4. Bölge Adliye Mahkemesince verilen kararda, davalı Birlik tarafından İlk Derece Mahkemesi kararına karşı istinaf yoluna başvurulmaması nedeniyle aynı alacak miktarına hükmedildiği ifade edilmiş ve yeniden kurulan hüküm de İlk Derece Mahkemesi kararında belirtildiği şekilde oluşturulmuştur.
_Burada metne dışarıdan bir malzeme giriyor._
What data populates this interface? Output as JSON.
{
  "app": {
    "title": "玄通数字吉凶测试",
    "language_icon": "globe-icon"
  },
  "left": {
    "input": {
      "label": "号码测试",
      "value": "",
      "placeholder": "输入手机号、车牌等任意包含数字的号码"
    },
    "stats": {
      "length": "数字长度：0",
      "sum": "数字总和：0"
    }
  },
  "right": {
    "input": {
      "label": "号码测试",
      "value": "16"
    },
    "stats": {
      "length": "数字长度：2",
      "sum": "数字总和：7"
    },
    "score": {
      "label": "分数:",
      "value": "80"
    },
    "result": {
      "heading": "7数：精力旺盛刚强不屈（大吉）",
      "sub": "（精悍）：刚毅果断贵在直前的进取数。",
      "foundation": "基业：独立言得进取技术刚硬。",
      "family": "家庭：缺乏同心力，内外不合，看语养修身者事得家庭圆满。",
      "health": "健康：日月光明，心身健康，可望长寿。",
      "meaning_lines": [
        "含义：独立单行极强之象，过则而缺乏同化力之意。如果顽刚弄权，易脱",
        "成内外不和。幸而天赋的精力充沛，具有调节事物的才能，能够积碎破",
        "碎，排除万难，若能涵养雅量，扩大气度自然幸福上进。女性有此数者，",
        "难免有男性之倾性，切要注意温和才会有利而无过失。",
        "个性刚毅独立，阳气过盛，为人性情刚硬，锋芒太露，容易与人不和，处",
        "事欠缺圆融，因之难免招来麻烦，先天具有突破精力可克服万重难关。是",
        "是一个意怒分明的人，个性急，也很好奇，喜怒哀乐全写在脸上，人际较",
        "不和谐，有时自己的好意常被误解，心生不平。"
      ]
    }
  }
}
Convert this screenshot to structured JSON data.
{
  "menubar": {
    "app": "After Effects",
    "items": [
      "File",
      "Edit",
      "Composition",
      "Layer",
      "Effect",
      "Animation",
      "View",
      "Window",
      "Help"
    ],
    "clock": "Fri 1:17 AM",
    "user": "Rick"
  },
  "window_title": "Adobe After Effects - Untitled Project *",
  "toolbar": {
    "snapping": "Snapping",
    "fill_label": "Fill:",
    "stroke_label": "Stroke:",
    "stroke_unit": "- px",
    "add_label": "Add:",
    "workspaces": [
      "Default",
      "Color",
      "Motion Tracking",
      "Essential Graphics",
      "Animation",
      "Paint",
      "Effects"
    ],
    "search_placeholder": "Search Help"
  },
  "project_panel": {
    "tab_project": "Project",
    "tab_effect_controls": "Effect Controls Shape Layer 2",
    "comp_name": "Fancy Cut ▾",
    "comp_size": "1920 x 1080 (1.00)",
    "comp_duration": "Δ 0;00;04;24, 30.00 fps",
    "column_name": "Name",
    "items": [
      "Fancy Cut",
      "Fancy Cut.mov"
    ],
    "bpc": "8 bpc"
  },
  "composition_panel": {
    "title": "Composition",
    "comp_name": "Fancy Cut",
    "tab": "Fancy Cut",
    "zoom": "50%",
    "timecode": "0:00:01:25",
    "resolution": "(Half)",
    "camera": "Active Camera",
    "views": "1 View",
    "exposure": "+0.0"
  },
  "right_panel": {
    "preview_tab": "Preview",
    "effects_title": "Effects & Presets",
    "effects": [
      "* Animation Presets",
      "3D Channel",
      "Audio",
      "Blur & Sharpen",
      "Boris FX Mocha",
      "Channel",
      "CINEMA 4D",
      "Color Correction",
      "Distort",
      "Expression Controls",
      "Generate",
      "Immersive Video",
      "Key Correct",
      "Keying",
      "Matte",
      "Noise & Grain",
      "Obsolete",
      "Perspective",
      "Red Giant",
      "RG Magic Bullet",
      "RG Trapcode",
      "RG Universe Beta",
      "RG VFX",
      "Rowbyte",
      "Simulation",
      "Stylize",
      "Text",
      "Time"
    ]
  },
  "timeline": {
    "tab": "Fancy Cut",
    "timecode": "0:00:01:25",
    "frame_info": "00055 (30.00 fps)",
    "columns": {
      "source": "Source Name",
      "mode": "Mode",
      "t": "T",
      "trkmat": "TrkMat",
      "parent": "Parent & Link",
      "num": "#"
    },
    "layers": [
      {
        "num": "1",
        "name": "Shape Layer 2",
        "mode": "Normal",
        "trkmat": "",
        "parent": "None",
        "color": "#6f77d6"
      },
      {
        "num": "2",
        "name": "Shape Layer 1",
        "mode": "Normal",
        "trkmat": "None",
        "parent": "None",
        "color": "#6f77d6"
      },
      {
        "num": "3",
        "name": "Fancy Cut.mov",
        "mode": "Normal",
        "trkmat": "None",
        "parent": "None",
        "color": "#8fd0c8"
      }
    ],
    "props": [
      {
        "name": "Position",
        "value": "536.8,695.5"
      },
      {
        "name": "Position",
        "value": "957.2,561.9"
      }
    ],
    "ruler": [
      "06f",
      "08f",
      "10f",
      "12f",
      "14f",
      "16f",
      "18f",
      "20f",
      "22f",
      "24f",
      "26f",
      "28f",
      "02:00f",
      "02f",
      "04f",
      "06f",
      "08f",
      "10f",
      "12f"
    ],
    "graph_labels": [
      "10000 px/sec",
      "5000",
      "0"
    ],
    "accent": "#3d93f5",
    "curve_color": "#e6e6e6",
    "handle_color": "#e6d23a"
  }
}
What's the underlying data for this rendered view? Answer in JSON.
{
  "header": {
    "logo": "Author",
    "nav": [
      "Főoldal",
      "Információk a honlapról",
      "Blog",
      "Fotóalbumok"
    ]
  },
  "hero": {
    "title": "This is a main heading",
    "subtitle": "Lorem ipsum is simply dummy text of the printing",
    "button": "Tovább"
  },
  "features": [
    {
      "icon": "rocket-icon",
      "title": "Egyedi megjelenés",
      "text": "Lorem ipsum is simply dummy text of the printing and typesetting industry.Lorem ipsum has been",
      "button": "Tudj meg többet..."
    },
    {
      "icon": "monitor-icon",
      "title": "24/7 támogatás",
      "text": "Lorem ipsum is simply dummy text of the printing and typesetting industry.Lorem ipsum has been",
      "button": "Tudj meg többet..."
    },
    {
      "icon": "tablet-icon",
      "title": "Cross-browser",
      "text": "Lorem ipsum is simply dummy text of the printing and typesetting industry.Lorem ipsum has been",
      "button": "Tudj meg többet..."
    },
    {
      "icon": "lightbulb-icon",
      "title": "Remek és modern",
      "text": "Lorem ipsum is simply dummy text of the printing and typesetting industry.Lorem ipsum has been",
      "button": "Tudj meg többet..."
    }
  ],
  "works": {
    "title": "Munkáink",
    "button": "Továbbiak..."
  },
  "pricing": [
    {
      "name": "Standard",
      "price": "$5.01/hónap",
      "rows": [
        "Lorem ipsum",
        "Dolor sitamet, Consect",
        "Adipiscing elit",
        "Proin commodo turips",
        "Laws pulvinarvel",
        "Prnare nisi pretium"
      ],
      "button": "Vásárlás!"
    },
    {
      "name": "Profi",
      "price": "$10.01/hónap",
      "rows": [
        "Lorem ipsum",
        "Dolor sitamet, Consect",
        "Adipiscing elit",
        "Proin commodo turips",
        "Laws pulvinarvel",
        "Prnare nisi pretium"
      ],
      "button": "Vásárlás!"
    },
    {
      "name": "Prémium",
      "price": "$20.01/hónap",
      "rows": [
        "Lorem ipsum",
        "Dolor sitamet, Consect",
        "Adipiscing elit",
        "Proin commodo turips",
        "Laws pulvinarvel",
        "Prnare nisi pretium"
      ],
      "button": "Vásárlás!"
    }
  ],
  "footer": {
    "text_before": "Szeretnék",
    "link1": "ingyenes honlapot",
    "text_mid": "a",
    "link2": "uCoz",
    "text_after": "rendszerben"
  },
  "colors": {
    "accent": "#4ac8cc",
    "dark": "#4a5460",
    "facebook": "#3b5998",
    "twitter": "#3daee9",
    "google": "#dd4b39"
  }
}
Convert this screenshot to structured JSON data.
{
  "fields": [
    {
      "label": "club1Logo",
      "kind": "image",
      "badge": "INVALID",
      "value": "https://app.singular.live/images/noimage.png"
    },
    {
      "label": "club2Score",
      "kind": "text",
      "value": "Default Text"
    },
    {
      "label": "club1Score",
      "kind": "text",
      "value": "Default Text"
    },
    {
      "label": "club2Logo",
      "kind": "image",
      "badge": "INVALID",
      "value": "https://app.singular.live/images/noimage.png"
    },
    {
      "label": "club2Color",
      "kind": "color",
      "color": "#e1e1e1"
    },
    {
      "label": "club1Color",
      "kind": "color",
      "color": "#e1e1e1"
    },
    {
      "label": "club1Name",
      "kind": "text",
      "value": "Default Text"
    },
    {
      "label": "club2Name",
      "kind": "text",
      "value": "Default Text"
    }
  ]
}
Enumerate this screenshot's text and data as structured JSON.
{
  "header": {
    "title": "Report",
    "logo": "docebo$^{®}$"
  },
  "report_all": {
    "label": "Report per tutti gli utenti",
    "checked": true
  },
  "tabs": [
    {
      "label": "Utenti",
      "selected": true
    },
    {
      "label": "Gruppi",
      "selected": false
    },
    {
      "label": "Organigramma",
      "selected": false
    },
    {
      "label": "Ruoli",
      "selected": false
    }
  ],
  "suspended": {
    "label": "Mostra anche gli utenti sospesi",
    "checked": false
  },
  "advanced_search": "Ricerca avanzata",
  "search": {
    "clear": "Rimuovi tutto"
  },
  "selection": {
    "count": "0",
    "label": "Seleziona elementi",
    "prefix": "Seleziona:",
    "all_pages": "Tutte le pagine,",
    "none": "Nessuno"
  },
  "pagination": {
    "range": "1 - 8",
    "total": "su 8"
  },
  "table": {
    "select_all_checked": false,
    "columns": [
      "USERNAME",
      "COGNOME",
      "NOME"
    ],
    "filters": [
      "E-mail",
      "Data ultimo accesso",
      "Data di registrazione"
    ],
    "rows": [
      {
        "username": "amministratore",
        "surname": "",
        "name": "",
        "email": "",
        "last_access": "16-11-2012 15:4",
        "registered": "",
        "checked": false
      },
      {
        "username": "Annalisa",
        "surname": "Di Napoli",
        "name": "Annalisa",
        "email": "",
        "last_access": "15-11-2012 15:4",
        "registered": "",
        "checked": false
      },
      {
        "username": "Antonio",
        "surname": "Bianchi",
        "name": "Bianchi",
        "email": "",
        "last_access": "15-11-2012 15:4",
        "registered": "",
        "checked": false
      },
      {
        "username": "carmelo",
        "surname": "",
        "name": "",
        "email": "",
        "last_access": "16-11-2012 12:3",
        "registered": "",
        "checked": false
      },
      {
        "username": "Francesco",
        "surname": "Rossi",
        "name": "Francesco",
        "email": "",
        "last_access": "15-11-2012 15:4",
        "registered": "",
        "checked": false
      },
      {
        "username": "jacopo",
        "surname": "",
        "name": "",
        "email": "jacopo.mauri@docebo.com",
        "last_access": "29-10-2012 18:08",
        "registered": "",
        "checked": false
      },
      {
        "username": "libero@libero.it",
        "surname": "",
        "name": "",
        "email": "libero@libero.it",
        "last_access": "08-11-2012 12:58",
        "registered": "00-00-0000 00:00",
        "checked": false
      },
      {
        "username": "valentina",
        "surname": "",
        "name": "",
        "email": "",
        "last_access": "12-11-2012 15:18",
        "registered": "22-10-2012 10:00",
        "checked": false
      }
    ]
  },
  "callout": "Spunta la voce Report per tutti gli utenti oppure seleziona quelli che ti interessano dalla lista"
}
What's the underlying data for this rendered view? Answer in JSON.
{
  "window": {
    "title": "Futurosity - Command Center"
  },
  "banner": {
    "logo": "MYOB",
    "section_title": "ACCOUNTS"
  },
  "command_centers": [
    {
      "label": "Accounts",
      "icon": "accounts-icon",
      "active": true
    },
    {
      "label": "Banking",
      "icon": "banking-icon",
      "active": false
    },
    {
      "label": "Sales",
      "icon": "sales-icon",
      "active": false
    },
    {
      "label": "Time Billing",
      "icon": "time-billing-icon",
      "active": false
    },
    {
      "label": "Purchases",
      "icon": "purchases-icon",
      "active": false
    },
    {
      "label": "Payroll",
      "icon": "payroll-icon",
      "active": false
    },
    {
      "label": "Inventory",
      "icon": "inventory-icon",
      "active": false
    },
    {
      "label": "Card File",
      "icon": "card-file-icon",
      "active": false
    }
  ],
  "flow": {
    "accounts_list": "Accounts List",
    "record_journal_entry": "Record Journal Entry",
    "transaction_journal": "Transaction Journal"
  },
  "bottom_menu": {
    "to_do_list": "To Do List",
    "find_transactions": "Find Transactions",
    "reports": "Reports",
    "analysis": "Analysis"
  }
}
Açıklanan bu olgulara göre somut olayda davacı yararına usuli kazanılmış hak oluştuğu açıktır. Şu hâlde davalı Birliğin temyiz istemi, İlk Derece Mahkemesi ve Bölge Adliye Mahkemesince hüküm altına alınan miktar yönünden davacı yararına oluşan kazanılmış hak nedeniyle yerinde görülmemişir.
5. Temyizen incelenen karar, tarafların karşılıklı iddia ve savunmalarına, dayandıkları belgelere, uyuşmazlığa uygulanması gereken hukuk kuralları ile hukuki ilişkinin nitelendirilmesine, dava şartlarına, yargılama ve ispat kuralları ile kararda belirtilen gerekçelere göre usul ve kanuna uygun olup davalı Birlik tarafından temyiz dilekçesinde … sürülen nedenler kararın bozulmasını gerektirecek nitelikte görülmemiştir.
VI. KARAR
Açıklanan sebeplerle;
Temyiz olunan Bölge Adliye Mahkemesi kararının 6100 sayılı Kanun’un 370 inci maddesinin birinci fıkrası uyarınca ONANMASINA,
Aşağıda yazılı temyiz giderinin temyiz edene yükletilmesine,
Dosyanın İlk Derece Mahkemesine, kararın bir örneğinin Bölge Adliye Mahkemesine gönderilmesine,
26.10.2022 tarihinde oy birliğiyle karar verildi.